Between the 1970s and his premature death in 2003, the great sports agent Mark McCormack negotiated the club’s contracts. His approach was not so much “show me the money” as “feel the loyalty”, because Wimbledon’s relationship with its partners has been compared to the Japanese keiretsu system of interlocking long-term interests. McCormack was more interested in squeezing the broadcasters. From 1982, he brought in an extra £400,000 of TV revenue by persuading the committee to play the finals on Saturday and Sunday, rather than doing so a day earlier.

At this time, however, the All England Club was still turning down commercial revenues at a time when they were climbing quickly around the sporting world. Wimbledon risked becoming a very classy but increasingly underpowered event, a heritage exercise with dated facilities. This is where Becker came in. “If you track the Wimbledon surplus, it climbed from £400,000 at the start of the 1980s to close on £10 million at the end,” John Curry, who served as the All England Club’s chairman from 1989 to 1999, says.

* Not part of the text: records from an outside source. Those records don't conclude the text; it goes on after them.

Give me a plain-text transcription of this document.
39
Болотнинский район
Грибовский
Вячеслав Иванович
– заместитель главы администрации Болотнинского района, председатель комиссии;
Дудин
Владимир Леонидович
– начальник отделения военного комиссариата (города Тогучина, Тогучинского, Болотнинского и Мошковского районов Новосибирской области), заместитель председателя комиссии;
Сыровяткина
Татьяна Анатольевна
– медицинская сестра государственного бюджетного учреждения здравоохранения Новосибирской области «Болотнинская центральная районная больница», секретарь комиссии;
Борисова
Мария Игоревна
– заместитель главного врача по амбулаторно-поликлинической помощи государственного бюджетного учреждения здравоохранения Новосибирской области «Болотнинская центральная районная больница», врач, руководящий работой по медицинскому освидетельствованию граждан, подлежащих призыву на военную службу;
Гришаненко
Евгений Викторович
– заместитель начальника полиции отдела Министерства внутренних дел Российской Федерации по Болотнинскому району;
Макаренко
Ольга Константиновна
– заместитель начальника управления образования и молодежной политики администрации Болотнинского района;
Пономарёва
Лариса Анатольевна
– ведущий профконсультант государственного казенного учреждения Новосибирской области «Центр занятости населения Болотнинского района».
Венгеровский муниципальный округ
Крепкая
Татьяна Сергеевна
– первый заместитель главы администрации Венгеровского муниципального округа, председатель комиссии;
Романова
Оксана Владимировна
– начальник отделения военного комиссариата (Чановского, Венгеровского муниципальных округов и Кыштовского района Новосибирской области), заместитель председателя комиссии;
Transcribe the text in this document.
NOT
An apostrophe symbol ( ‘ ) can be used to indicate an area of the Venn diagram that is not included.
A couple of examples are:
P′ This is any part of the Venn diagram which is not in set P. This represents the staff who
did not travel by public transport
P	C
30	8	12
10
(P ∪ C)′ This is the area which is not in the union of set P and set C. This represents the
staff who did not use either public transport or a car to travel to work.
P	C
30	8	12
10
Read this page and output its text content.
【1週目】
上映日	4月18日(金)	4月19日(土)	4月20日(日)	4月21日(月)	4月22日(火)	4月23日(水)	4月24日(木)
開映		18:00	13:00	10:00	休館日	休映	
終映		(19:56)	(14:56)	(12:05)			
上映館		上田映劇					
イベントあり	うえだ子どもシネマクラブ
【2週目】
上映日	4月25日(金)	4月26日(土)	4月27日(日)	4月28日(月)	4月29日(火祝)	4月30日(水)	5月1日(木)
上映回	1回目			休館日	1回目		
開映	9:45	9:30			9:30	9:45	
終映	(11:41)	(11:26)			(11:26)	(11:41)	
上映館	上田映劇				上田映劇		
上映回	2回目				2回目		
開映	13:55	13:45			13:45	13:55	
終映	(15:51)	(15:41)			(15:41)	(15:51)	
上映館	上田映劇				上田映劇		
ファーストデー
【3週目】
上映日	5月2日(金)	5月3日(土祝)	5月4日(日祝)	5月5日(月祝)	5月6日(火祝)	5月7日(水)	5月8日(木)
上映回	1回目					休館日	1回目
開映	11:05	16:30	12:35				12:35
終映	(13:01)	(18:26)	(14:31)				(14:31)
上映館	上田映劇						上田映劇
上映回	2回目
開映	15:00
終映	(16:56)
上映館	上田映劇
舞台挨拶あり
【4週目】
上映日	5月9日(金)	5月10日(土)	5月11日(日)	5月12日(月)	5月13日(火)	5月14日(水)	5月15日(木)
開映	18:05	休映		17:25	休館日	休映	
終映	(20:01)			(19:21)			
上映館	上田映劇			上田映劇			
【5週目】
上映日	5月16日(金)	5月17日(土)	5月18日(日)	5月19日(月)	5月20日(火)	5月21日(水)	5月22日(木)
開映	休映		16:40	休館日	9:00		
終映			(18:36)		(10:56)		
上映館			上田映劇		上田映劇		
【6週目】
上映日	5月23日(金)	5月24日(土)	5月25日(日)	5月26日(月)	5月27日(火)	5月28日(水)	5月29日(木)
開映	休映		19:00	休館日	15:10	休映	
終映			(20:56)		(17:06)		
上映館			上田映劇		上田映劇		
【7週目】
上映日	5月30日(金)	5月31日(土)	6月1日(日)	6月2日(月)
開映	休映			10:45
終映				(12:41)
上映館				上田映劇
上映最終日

“A lot of that was down to the TV revenues we were able to make from Europe, and especially from Germany. There was intense competition for the rights in this period [when Boris Becker was said to be more famous than the German chancellor Helmut Kohl, and Steffi Graf then started winning titles of her own in 1988]. In life, you need to be lucky, and we were lucky that the money arrived when we needed it.”

But then there is a lot of chance in Wimbledon’s success; its continuing status as the world’s greatest tennis tournament was no historical inevitability. The critical decision to resist the temptations of advertising was one part farsightedness to two parts fogeyishness. Not that Curry sees anything wrong in that. “A lot of the companies I dealt with thought we were old farts,” he said. “But I never had any problem with being perceived as old-fashioned. That is our greatest strength.”